Charles Baudelaire: French poet. April 9, 1821- August 31, 1867
“A frenzied passion for art is a canker that devours everything else.”- Charles Baudelaire
When Charles Baudelaire was only six, his father passed away. A year later, his mother wed the future French ambassador, Lieutenant Colonel Jaques Aupick. While the sensitive and artistic child was extremely close to his mother, he found himself constantly at odds with his rigid stepfather. Sent away to a boarding school in Lyons, Charles later described that time as, ” the unease of wretched and abandoned childhood, the hatred of tyrannical schoolfellows, and the solitude of the heart.”
Upon finishing his education, while his stepfather wished him to enter law, Charles decided to pursue a literary career and began associating with fellow bohemians. By 1843, he’d become known as a dandy- living off of credit and the goodwill of others. Around this time he began a lifelong romance with the Hatian-born actress and dancer, Jeanne Duval.

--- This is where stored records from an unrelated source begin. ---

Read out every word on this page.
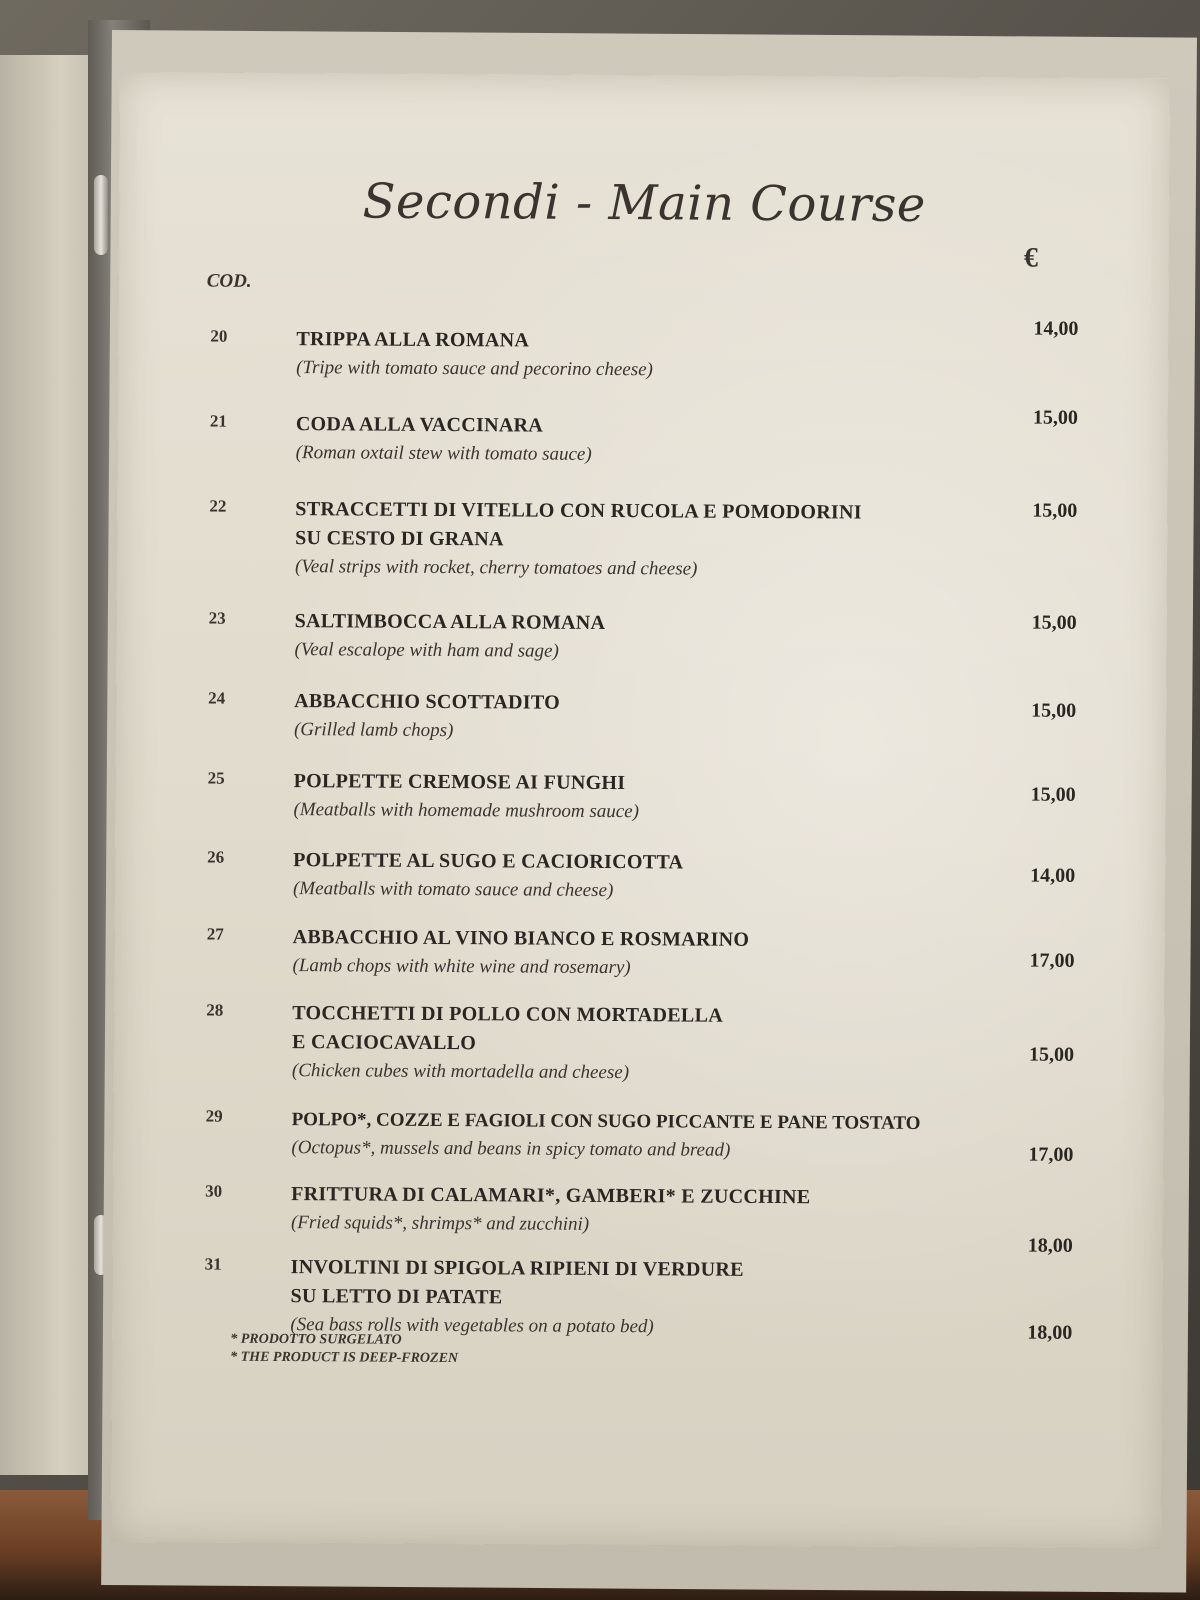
Secondi - Main Course
COD.
€
20	TRIPPA ALLA ROMANA
(Tripe with tomato sauce and pecorino cheese)
14,00
21	CODA ALLA VACCINARA
(Roman oxtail stew with tomato sauce)
15,00
22	STRACCETTI DI VITELLO CON RUCOLA E POMODORINI
SU CESTO DI GRANA
(Veal strips with rocket, cherry tomatoes and cheese)
15,00
23	SALTIMBOCCA ALLA ROMANA
(Veal escalope with ham and sage)
15,00
24	ABBACCHIO SCOTTADITO
(Grilled lamb chops)
15,00
25	POLPETTE CREMOSE AI FUNGHI
(Meatballs with homemade mushroom sauce)
15,00
26	POLPETTE AL SUGO E CACIORICOTTA
(Meatballs with tomato sauce and cheese)
14,00
27	ABBACCHIO AL VINO BIANCO E ROSMARINO
(Lamb chops with white wine and rosemary)	17,00
28	TOCCHETTI DI POLLO CON MORTADELLA
E CACIOCAVALLO
(Chicken cubes with mortadella and cheese)
15,00
29	POLPO*, COZZE E FAGIOLI CON SUGO PICCANTE E PANE TOSTATO
(Octopus*, mussels and beans in spicy tomato and bread)	17,00
30	FRITTURA DI CALAMARI*, GAMBERI* E ZUCCHINE
(Fried squids*, shrimps* and zucchini)
18,00
31	INVOLTINI DI SPIGOLA RIPIENI DI VERDURE
SU LETTO DI PATATE
(Sea bass rolls with vegetables on a potato bed)	18,00
* PRODOTTO SURGELATO
* THE PRODUCT IS DEEP-FROZEN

Born of French and black African ancestry, she became his muse, his “Vénus Noire”.
One of the poems he dedicated to her was The Balcony, in which he declared:
- “MOTHER of memories, mistress of mistresses,
- O thou, my pleasure, thou, all my desire,
- Thou shalt recall the beauty of caresses,
- The charm of evenings by the gentle fire,
- Mother of memories, mistress of mistresses!
- The eves illumined by the burning coal,
- The balcony where veiled rose-vapour clings–
- How soft your breast was then, how sweet your soul!
- Ah, and we said imperishable things,
- Those eves illumined by the burning coal.
- Lovely the suns were in those twilights warm,
- And space profound, and strong life’s pulsing flood,
- In bending o’er you, queen of every charm,
- I thought I breathed the perfume in your blood.
- The suns were beauteous in those twilights warm.
- The film of night flowed round and over us,
- And my eyes in the dark did your eyes meet;
- I drank your breath, ah! sweet and poisonous,
- And in my hands fraternal slept your feet–
- Night, like a film, flowed round and over us.
- I can recall those happy days forgot,
- And see, with head bowed on your knees, my past.
- Your languid beauties now would move me not
- Did not your gentle heart and body cast
- The old spell of those happy days forgot.
- Can vows and perfumes, kisses infinite,
- Be reborn from the gulf we cannot sound;
- As rise to heaven suns once again made bright
- After being plunged in deep seas and profound?
- Ah, vows and perfumes, kisses infinite!”
- portrait of Jeanne Duval by Manet
Although Baudelaire became a highly respected art and literary critic, his own work did not appear until the publication of Flowers of Evil (Les Fleurs du mal) in 1857. While such lofty figures as Flaubert and Victor Hugo praised the book, the sexual and macabre themes caused much consternation and Charles, his publisher, and the printer, were fined for offenses against public morals.
The accusations meant little to Charles. He wrote to his mother: “You know that I have always considered that literature and the arts pursue an aim independent of morality. Beauty of conception and style is enough for me. But this book, whose title (Fleurs du mal) says everything, is clad, as you will see, in a cold and sinister beauty. It was created with rage and patience. Besides, the proof of its positive worth is in all the ill that they speak of it. The book enrages people. Moreover, since I was terrified myself of the horror that I should inspire, I cut out a third from the proofs. They deny me everything, the spirit of invention and even the knowledge of the French language. I don’t care a rap about all these imbeciles, and I know that this book, with its virtues and its faults, will make its way in the memory of the lettered public, beside the best poems of V. Hugo, Th. Gautier and even Byron.”
“One should always be drunk. That’s all that matters… But with what? With wine, with poetry, or with virtue, as you choose. But get drunk.”
“Always be a poet, even in prose.”
“There is a word, in a verb, something sacred which forbids us from using it recklessly. To handle a language cunningly is to practice a kind of evocative sorcery.”